I put it off for a really long time because flights on Icelandair are getting expensive and they no longer include luggage by default. Quite frankly, I put it off because I didn’t want to hand over my money but eventually you have to. I can’t just apparate to Landmannalaugar on the morning of the trek. And it has to be Icelandair rather than easyJet or WOW air because an emetophobe on a plane copes with a three hour flight via the built-in entertainment system. Four hours to Cyprus without it showed me very clearly how much I need that thing for a longer flight than the hour it takes me to get to Paris or Manchester.
I also booked my accommodation. I’d been putting that off partly because of cost but partly because you can’t book accommodation until you know exactly when you’ll be there. Am I going the day before the trek or the day before that? Am I leaving first thing after getting back or am I spending a day in the Blue Lagoon first? (No, I’m not. It’s now £70 a day in high season and while it’s good and maybe worth spending that much money once, it’s not worth it when you’ve already been half a dozen times over the last five years. I’ll go to one of the local pools.) So I have a guesthouse for the night before and a different guesthouse for two nights after, both at locations reasonably convenient for the transfer bus.
Still to do: airport parking in the UK, airport shuttle bus in Iceland.
Equipment
Having bought some basic First Aid/toiletries/Superdrug bits and pieces, I tried out the Compeed blister plasters this month.
I bought some pink sparkly trainers with stars on them, wore them to work one day and then went to the pub. They rubbed the back of my heels – which was fine until I wore my velvet boots to go & see Public Service Broadcasting the next day and discovered that they rubbed the sore patches (which they don’t do when there aren’t sore patches to rub). So compeeds on! And they worked miracles. Instantly, I couldn’t even feel the rubbing boots so I’m definitely going to add to my little collection because if I’m walking for six days, it’s going to feel good to have these available, even if I end up not using them.
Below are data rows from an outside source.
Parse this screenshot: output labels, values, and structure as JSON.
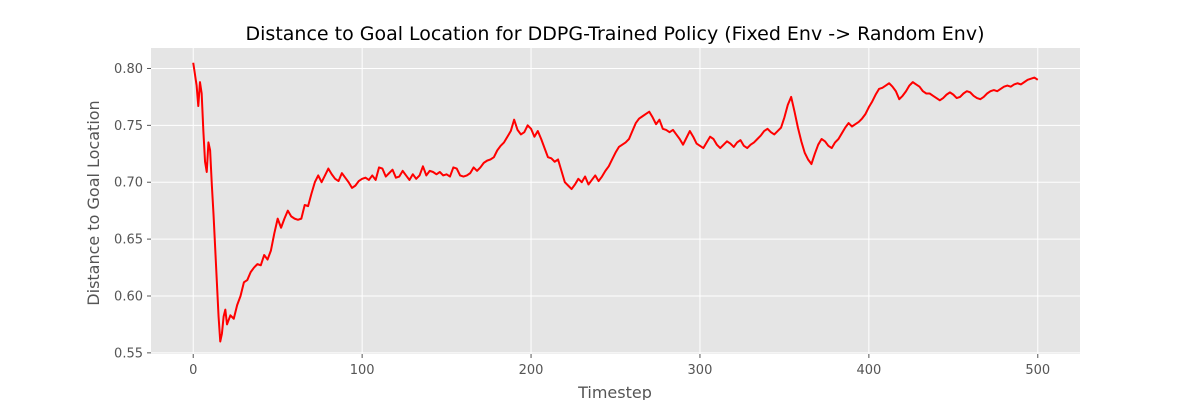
{
  "chart_data": {
    "type": "line",
    "title": "Distance to Goal Location for DDPG-Trained Policy (Fixed Env -> Random Env)",
    "xlabel": "Timestep",
    "ylabel": "Distance to Goal Location",
    "xlim": [
      -25,
      525
    ],
    "ylim": [
      0.549,
      0.818
    ],
    "grid": true,
    "x_ticks": [
      {
        "value": 0,
        "label": "0"
      },
      {
        "value": 100,
        "label": "100"
      },
      {
        "value": 200,
        "label": "200"
      },
      {
        "value": 300,
        "label": "300"
      },
      {
        "value": 400,
        "label": "400"
      },
      {
        "value": 500,
        "label": "500"
      }
    ],
    "y_ticks": [
      {
        "value": 0.55,
        "label": "0.55"
      },
      {
        "value": 0.6,
        "label": "0.60"
      },
      {
        "value": 0.65,
        "label": "0.65"
      },
      {
        "value": 0.7,
        "label": "0.70"
      },
      {
        "value": 0.75,
        "label": "0.75"
      },
      {
        "value": 0.8,
        "label": "0.80"
      }
    ],
    "colors": {
      "line": "#ff0000",
      "plot_background": "#e5e5e5",
      "grid": "#ffffff",
      "tick_text": "#555555"
    },
    "series": [
      {
        "x": [
          0,
          2,
          3,
          4,
          5,
          6,
          7,
          8,
          9,
          10,
          11,
          12,
          13,
          14,
          15,
          16,
          17,
          18,
          19,
          20,
          22,
          24,
          26,
          28,
          30,
          32,
          34,
          36,
          38,
          40,
          42,
          44,
          46,
          48,
          50,
          52,
          54,
          56,
          58,
          60,
          62,
          64,
          66,
          68,
          70,
          72,
          74,
          76,
          78,
          80,
          82,
          84,
          86,
          88,
          90,
          92,
          94,
          96,
          98,
          100,
          102,
          104,
          106,
          108,
          110,
          112,
          114,
          116,
          118,
          120,
          122,
          124,
          126,
          128,
          130,
          132,
          134,
          136,
          138,
          140,
          142,
          144,
          146,
          148,
          150,
          152,
          154,
          156,
          158,
          160,
          162,
          164,
          166,
          168,
          170,
          172,
          174,
          176,
          178,
          180,
          182,
          184,
          186,
          188,
          190,
          192,
          194,
          196,
          198,
          200,
          202,
          204,
          206,
          208,
          210,
          212,
          214,
          216,
          218,
          220,
          222,
          224,
          226,
          228,
          230,
          232,
          234,
          236,
          238,
          240,
          242,
          244,
          246,
          248,
          250,
          252,
          254,
          256,
          258,
          260,
          262,
          264,
          266,
          268,
          270,
          272,
          274,
          276,
          278,
          280,
          282,
          284,
          286,
          288,
          290,
          292,
          294,
          296,
          298,
          300,
          302,
          304,
          306,
          308,
          310,
          312,
          314,
          316,
          318,
          320,
          322,
          324,
          326,
          328,
          330,
          332,
          334,
          336,
          338,
          340,
          342,
          344,
          346,
          348,
          350,
          352,
          354,
          356,
          358,
          360,
          362,
          364,
          366,
          368,
          370,
          372,
          374,
          376,
          378,
          380,
          382,
          384,
          386,
          388,
          390,
          392,
          394,
          396,
          398,
          400,
          402,
          404,
          406,
          408,
          410,
          412,
          414,
          416,
          418,
          420,
          422,
          424,
          426,
          428,
          430,
          432,
          434,
          436,
          438,
          440,
          442,
          444,
          446,
          448,
          450,
          452,
          454,
          456,
          458,
          460,
          462,
          464,
          466,
          468,
          470,
          472,
          474,
          476,
          478,
          480,
          482,
          484,
          486,
          488,
          490,
          492,
          494,
          496,
          498,
          500
        ],
        "y": [
          0.805,
          0.785,
          0.767,
          0.788,
          0.778,
          0.745,
          0.718,
          0.709,
          0.735,
          0.728,
          0.698,
          0.672,
          0.642,
          0.612,
          0.582,
          0.56,
          0.567,
          0.582,
          0.588,
          0.575,
          0.583,
          0.58,
          0.592,
          0.6,
          0.612,
          0.614,
          0.621,
          0.625,
          0.628,
          0.627,
          0.636,
          0.632,
          0.64,
          0.655,
          0.668,
          0.66,
          0.668,
          0.675,
          0.67,
          0.668,
          0.667,
          0.668,
          0.68,
          0.679,
          0.69,
          0.7,
          0.706,
          0.7,
          0.706,
          0.712,
          0.707,
          0.703,
          0.701,
          0.708,
          0.704,
          0.7,
          0.695,
          0.697,
          0.701,
          0.703,
          0.704,
          0.702,
          0.706,
          0.702,
          0.713,
          0.712,
          0.705,
          0.708,
          0.711,
          0.704,
          0.705,
          0.71,
          0.706,
          0.702,
          0.707,
          0.703,
          0.706,
          0.714,
          0.706,
          0.71,
          0.709,
          0.707,
          0.709,
          0.706,
          0.707,
          0.705,
          0.713,
          0.712,
          0.706,
          0.705,
          0.706,
          0.708,
          0.713,
          0.71,
          0.713,
          0.717,
          0.719,
          0.72,
          0.722,
          0.728,
          0.732,
          0.735,
          0.74,
          0.745,
          0.755,
          0.746,
          0.742,
          0.744,
          0.75,
          0.747,
          0.74,
          0.745,
          0.738,
          0.73,
          0.722,
          0.721,
          0.718,
          0.72,
          0.71,
          0.7,
          0.697,
          0.694,
          0.698,
          0.703,
          0.7,
          0.705,
          0.698,
          0.702,
          0.706,
          0.701,
          0.705,
          0.71,
          0.714,
          0.72,
          0.726,
          0.731,
          0.733,
          0.735,
          0.738,
          0.745,
          0.752,
          0.756,
          0.758,
          0.76,
          0.762,
          0.757,
          0.751,
          0.755,
          0.747,
          0.746,
          0.744,
          0.746,
          0.742,
          0.738,
          0.733,
          0.739,
          0.745,
          0.74,
          0.734,
          0.732,
          0.73,
          0.735,
          0.74,
          0.738,
          0.733,
          0.73,
          0.733,
          0.736,
          0.734,
          0.731,
          0.735,
          0.737,
          0.732,
          0.73,
          0.733,
          0.735,
          0.738,
          0.741,
          0.745,
          0.747,
          0.744,
          0.742,
          0.745,
          0.748,
          0.757,
          0.768,
          0.775,
          0.762,
          0.748,
          0.736,
          0.726,
          0.72,
          0.716,
          0.725,
          0.733,
          0.738,
          0.736,
          0.732,
          0.73,
          0.735,
          0.738,
          0.743,
          0.748,
          0.752,
          0.749,
          0.751,
          0.753,
          0.756,
          0.76,
          0.766,
          0.771,
          0.777,
          0.782,
          0.783,
          0.785,
          0.787,
          0.784,
          0.78,
          0.773,
          0.776,
          0.78,
          0.785,
          0.788,
          0.786,
          0.784,
          0.78,
          0.778,
          0.778,
          0.776,
          0.774,
          0.772,
          0.774,
          0.777,
          0.779,
          0.777,
          0.774,
          0.775,
          0.778,
          0.78,
          0.779,
          0.776,
          0.774,
          0.773,
          0.775,
          0.778,
          0.78,
          0.781,
          0.78,
          0.782,
          0.784,
          0.785,
          0.784,
          0.786,
          0.787,
          0.786,
          0.788,
          0.79,
          0.791,
          0.792,
          0.79
        ]
      }
    ]
  }
}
I haven’t done a lot of walking this month because I’m a terrible person who’s also busy and been away or out a lot of the time but I spent a week in my mountain sandals in Cyprus and I’ve taught them not to rub at all. They’re not as comfortable as my old sandals but… the soles are starting to peel off of the old ones and I don’t want, two days into the trek, for my shoes to suddenly disintegrate.
I also bought a couple of new drybags. I have a nice bright green XL (22 litres) and a high-viz orange XS (3 litres), which should fit nicely with my pre-existing collection. I think I might need another giant one for my sleeping bag but we’ll see.
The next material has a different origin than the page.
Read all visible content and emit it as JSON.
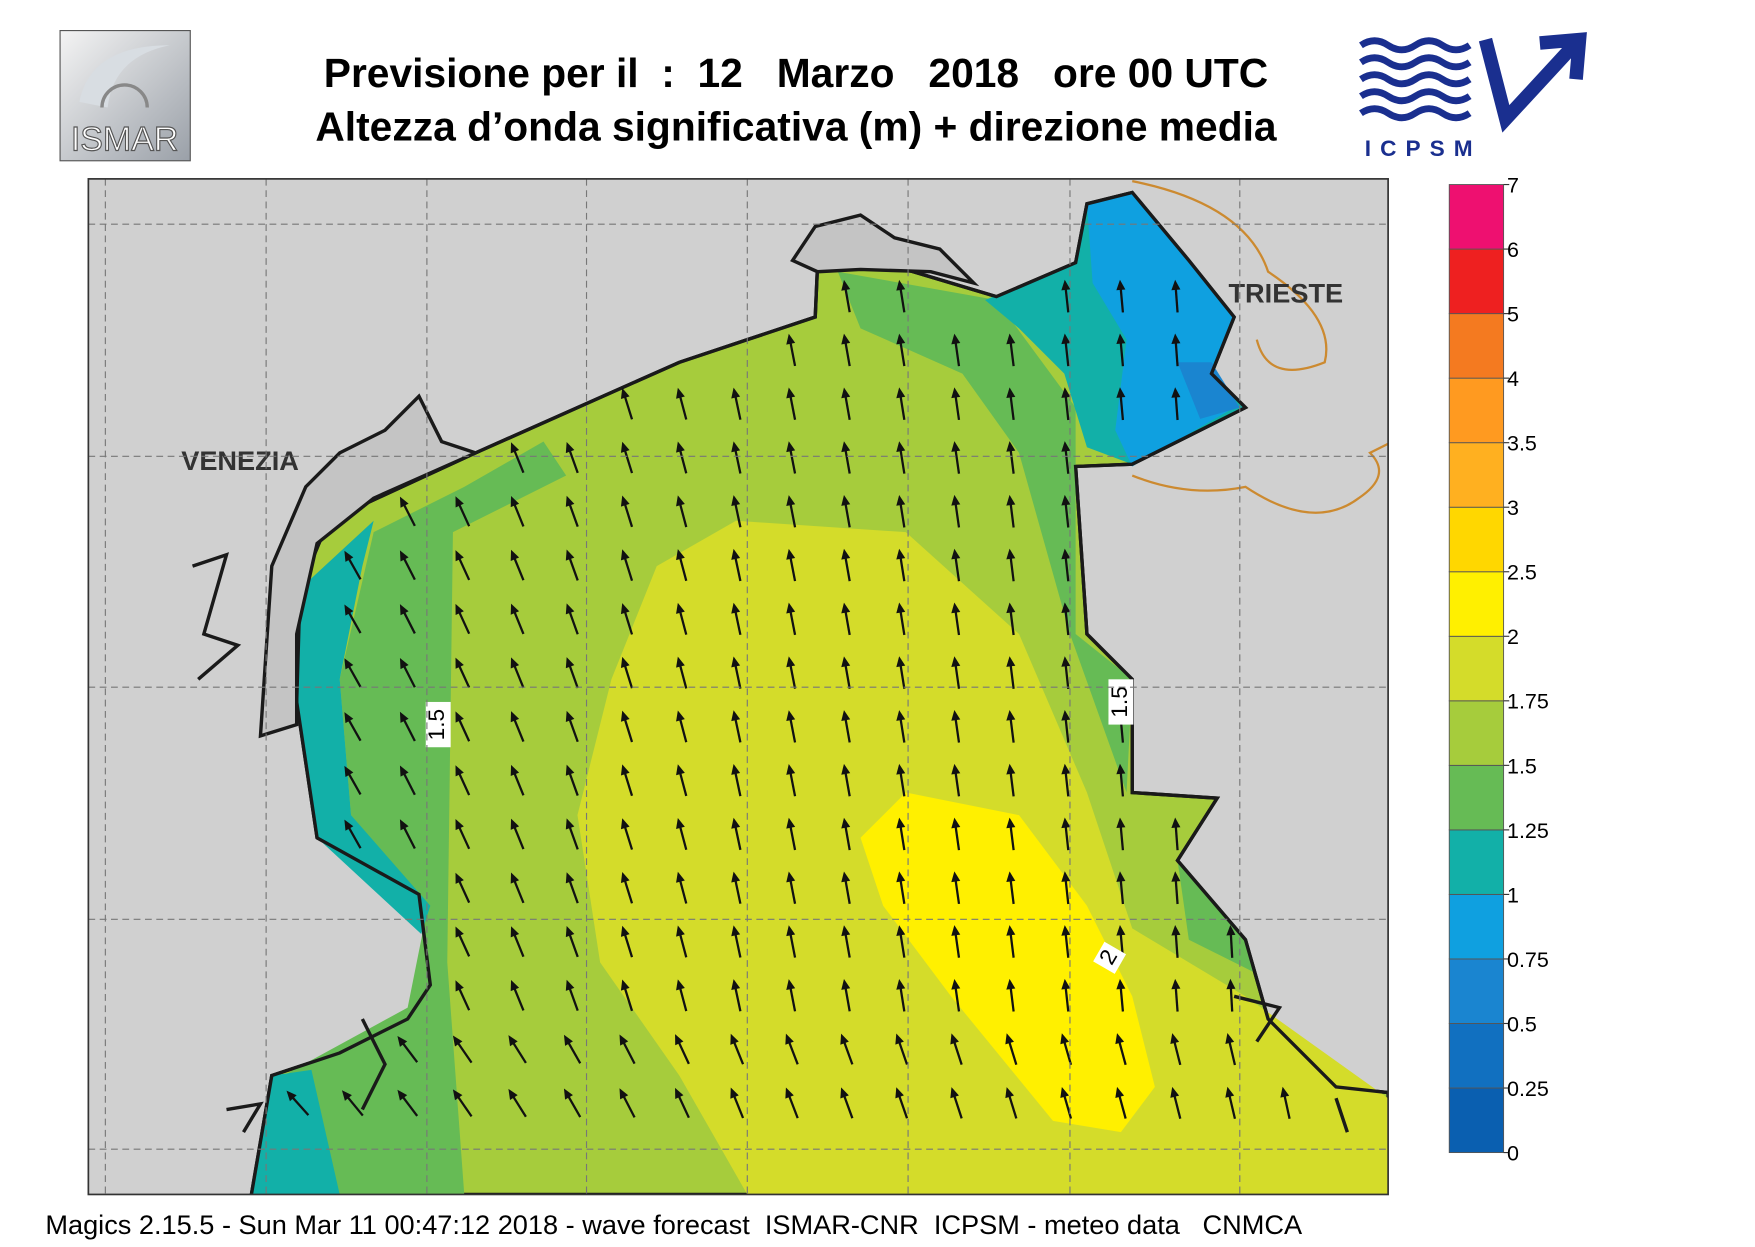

The sleeping bag is still on my list of things to buy and even if I order it, it won’t arrive in time for me to try it out for this blog.
I happened to be in Go Outdoors one day and accidentally bought a long-sleeved baselayer. It’s really comfortable and I’m tempted to get another one with short sleeves. I’m 99.9% sure it’s a North Ridge one and I’m about 90% sure it’s the Resistance one but the pictures look too soft and cottony – this is very much non-natural fibres. It’s very light and very silky (well, in an artificial way) and it has mesh side panels. The real colour is a kind of dark petrol blue/teal with that heathering effect that you usually see on grey things.
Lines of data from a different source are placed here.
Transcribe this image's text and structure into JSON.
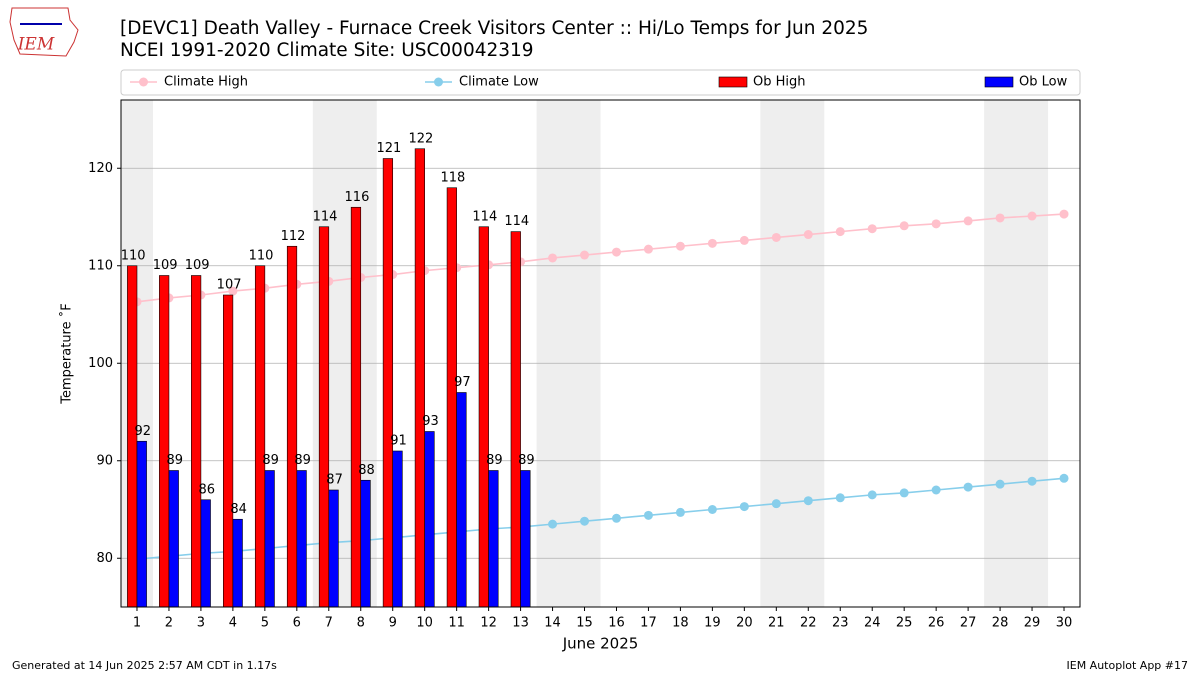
{
  "logo_text": "IEM",
  "footer_left": "Generated at 14 Jun 2025 2:57 AM CDT in 1.17s",
  "footer_right": "IEM Autoplot App #17",
  "chart_data": {
    "type": "bar",
    "title": "[DEVC1] Death Valley - Furnace Creek Visitors Center :: Hi/Lo Temps for Jun 2025",
    "subtitle": "NCEI 1991-2020 Climate Site: USC00042319",
    "xlabel": "June 2025",
    "ylabel": "Temperature ˚F",
    "x": [
      1,
      2,
      3,
      4,
      5,
      6,
      7,
      8,
      9,
      10,
      11,
      12,
      13,
      14,
      15,
      16,
      17,
      18,
      19,
      20,
      21,
      22,
      23,
      24,
      25,
      26,
      27,
      28,
      29,
      30
    ],
    "xlim": [
      0.5,
      30.5
    ],
    "xticks": [
      1,
      2,
      3,
      4,
      5,
      6,
      7,
      8,
      9,
      10,
      11,
      12,
      13,
      14,
      15,
      16,
      17,
      18,
      19,
      20,
      21,
      22,
      23,
      24,
      25,
      26,
      27,
      28,
      29,
      30
    ],
    "ylim": [
      75,
      127
    ],
    "yticks": [
      80,
      90,
      100,
      110,
      120
    ],
    "grid": "y",
    "shaded_x": [
      [
        0.5,
        1.5
      ],
      [
        6.5,
        8.5
      ],
      [
        13.5,
        15.5
      ],
      [
        20.5,
        22.5
      ],
      [
        27.5,
        29.5
      ]
    ],
    "shade_color": "#eeeeee",
    "series": [
      {
        "name": "Climate High",
        "type": "line",
        "color": "#ffc0cb",
        "values": [
          106.3,
          106.7,
          107.0,
          107.4,
          107.7,
          108.1,
          108.4,
          108.8,
          109.1,
          109.5,
          109.8,
          110.1,
          110.4,
          110.8,
          111.1,
          111.4,
          111.7,
          112.0,
          112.3,
          112.6,
          112.9,
          113.2,
          113.5,
          113.8,
          114.1,
          114.3,
          114.6,
          114.9,
          115.1,
          115.3
        ]
      },
      {
        "name": "Climate Low",
        "type": "line",
        "color": "#87ceeb",
        "values": [
          79.9,
          80.2,
          80.5,
          80.7,
          81.0,
          81.3,
          81.6,
          81.8,
          82.1,
          82.4,
          82.7,
          83.0,
          83.2,
          83.5,
          83.8,
          84.1,
          84.4,
          84.7,
          85.0,
          85.3,
          85.6,
          85.9,
          86.2,
          86.5,
          86.7,
          87.0,
          87.3,
          87.6,
          87.9,
          88.2
        ]
      },
      {
        "name": "Ob High",
        "type": "bar",
        "color": "#ff0000",
        "offset": -0.3,
        "values": [
          110,
          109,
          109,
          107,
          110,
          112,
          114,
          116,
          121,
          122,
          118,
          114,
          113.5,
          null,
          null,
          null,
          null,
          null,
          null,
          null,
          null,
          null,
          null,
          null,
          null,
          null,
          null,
          null,
          null,
          null
        ],
        "value_labels": [
          "110",
          "109",
          "109",
          "107",
          "110",
          "112",
          "114",
          "116",
          "121",
          "122",
          "118",
          "114",
          "114",
          null,
          null,
          null,
          null,
          null,
          null,
          null,
          null,
          null,
          null,
          null,
          null,
          null,
          null,
          null,
          null,
          null
        ]
      },
      {
        "name": "Ob Low",
        "type": "bar",
        "color": "#0000ff",
        "offset": 0,
        "values": [
          92,
          89,
          86,
          84,
          89,
          89,
          87,
          88,
          91,
          93,
          97,
          89,
          89,
          null,
          null,
          null,
          null,
          null,
          null,
          null,
          null,
          null,
          null,
          null,
          null,
          null,
          null,
          null,
          null,
          null
        ]
      }
    ]
  }
}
I did a tiny bit of other bits-and-pieces preparation shopping. I have liquid disinfectant for spraying on injuries. I have a mini bottle of sun cream, which is very optimistic. And I have two new drybags because everything is going to have to go in a drybag eventually. May as well stockpile.
And that’s it for this month. Next month there will definitely be mention of two days spent on Dartmoor.